The procoagulant state indicated by elevated D-dimers ( ≥2.0 µg/mL) as was the case with patient 4, factor VIII and vWF have also been associated with poor outcomes in COVID-19 patients (32,33). We suggest that enhancing D-dimer testing in a hospital setting can be used to assess individuals at high risk of having COVID-19, and assist in the therapeutic interventions and prognosis of COVID-19.

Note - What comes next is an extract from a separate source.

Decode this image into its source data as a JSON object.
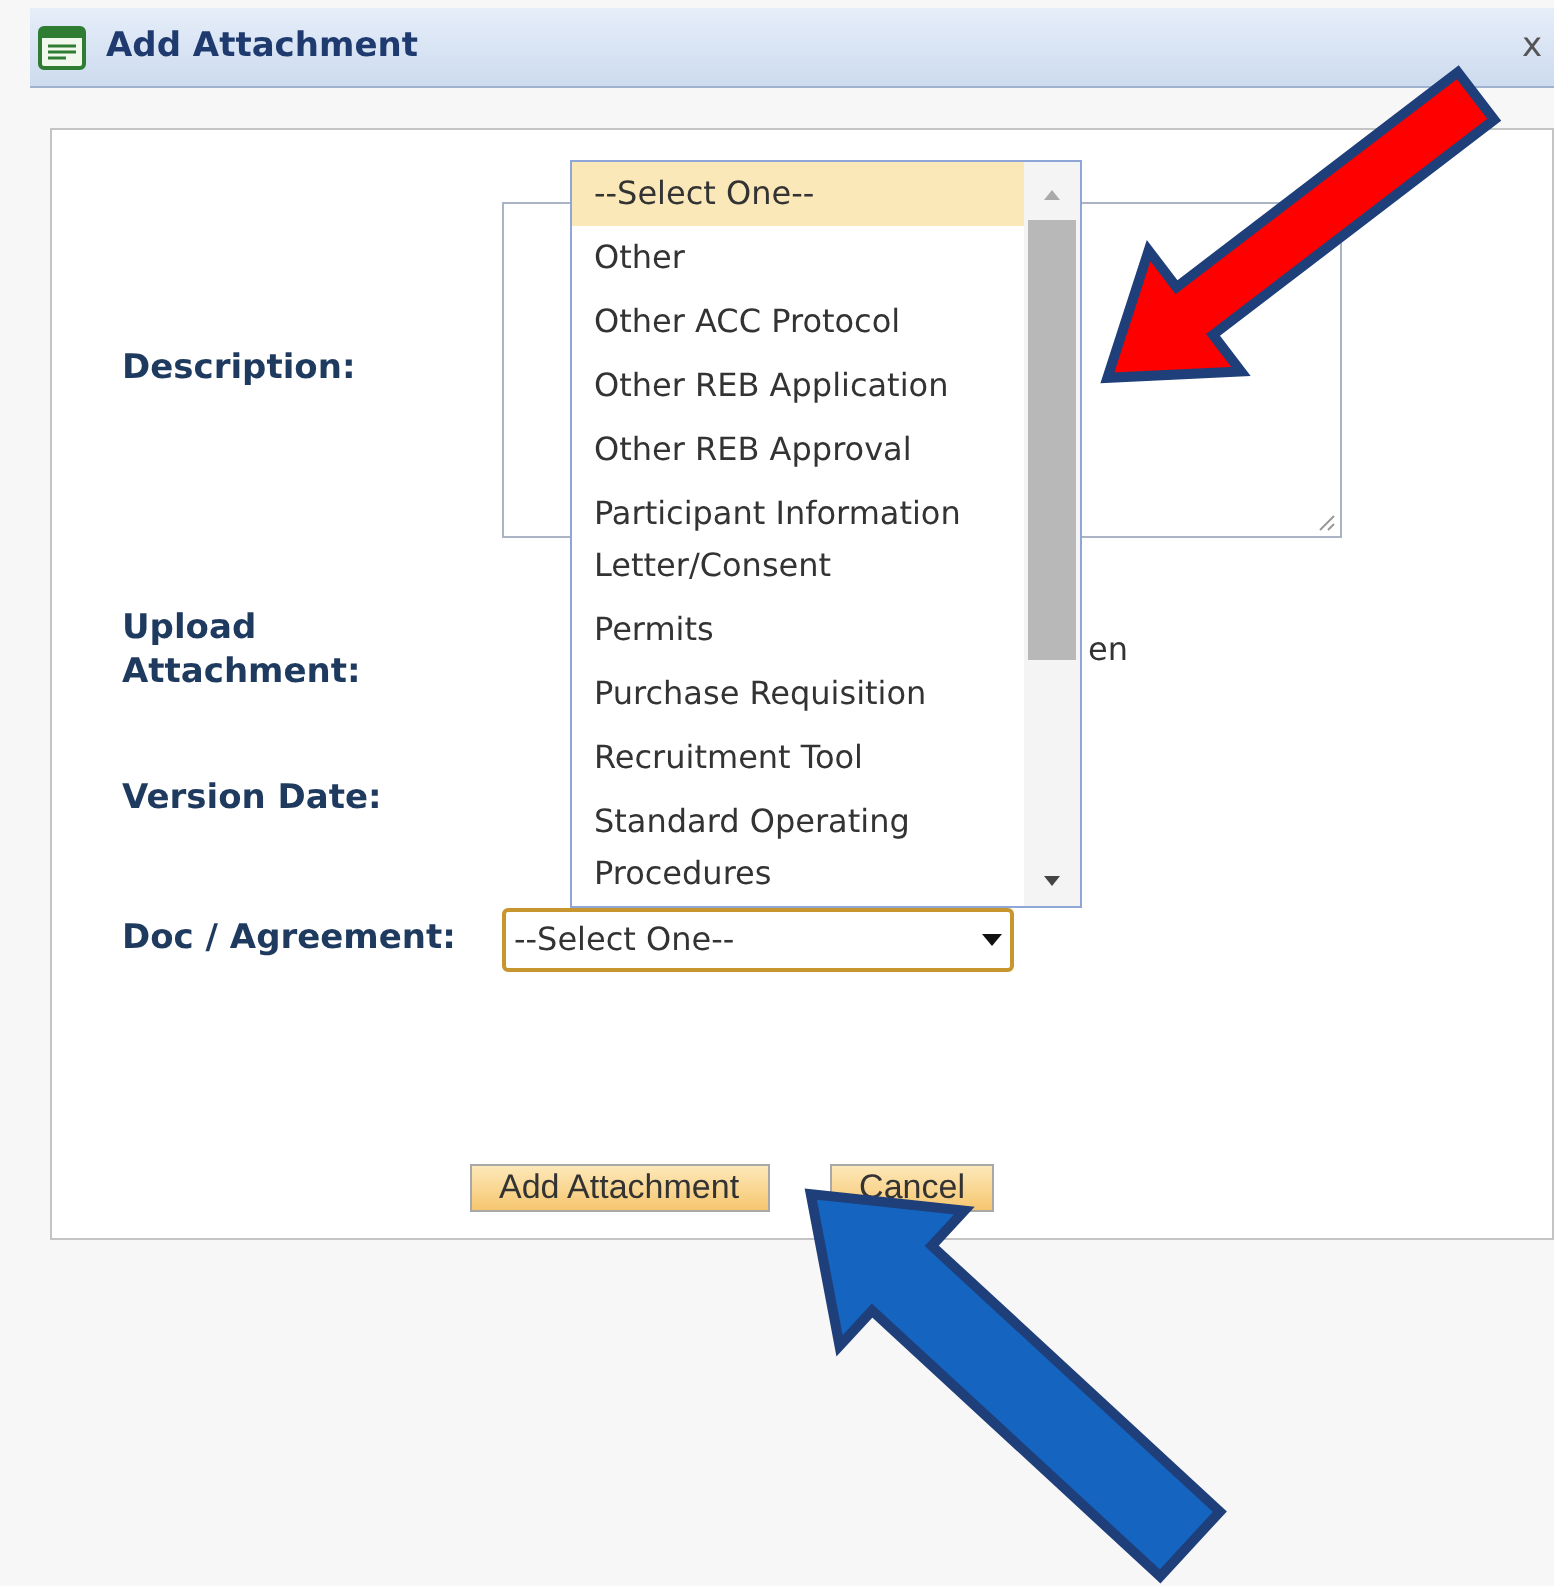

From our case scenarios, the worst outcome was noted with patient 1 who had diabetes and hypertension. There is little epidemiological evidence to show that people with diabetes have a higher risk of getting COVID-19, although diabetic patients with hyperglycaemia have been shown to have worse outcomes (34). However, there has been a notable trend of new-onset diabetes, as well as complications such as diabetic ketoacidosis (DKA) in pre-existing diabetes in COVID-19 hence the credence that the relationship between COVID-19 and diabetes may be bidirectional (35–37).
An impaired immune response like the pre-existing proinflammatory state is postulated to reduce viral clearance and worsen macrophage activation syndrome (MAS), also known as a cytokine storm (38,39). Scientific evidence indicates a strong association between diabetes mellitus and abnormal secretion of proinflammatory mediators such as interleukin 6, tumour necrosis alpha (TNF-a) and interferons (34,40,41). The procoagulant state has also been noted to be significantly higher in COVID-19 pneumonia with diabetes compared to those without diabetes (34). Diabetes also tends to commonly occur with other conditions known to cause oxidative stress such as hypertension and obesity. The factors outlined above can increase the virulence of SARS-CoV-2 and thus may be responsible for worse outcomes and are also implicated in the development of hyperglycaemia, either worsening or new-onset.
Furthermore, studies have shown that some viruses, including the 2003 SARS-CoV are diabetogenic (42,43). More scientific evidence is needed as to whether this holds for SARS-CoV-2 and may explain new-onset hyperglycaemia seen in some COVID-19 pneumonia, especially that ACE-2 receptors are also widely expressed in endocrine tissues including pancreatic beta cells (44). Although we could not do blood glucose in other patients, the case of patient 1 as highlighted the need. We propose routine glucose check for hospital admissions and urgent test for SARS-CoV-2 in those with new-onset or worsening hyperglycaemia.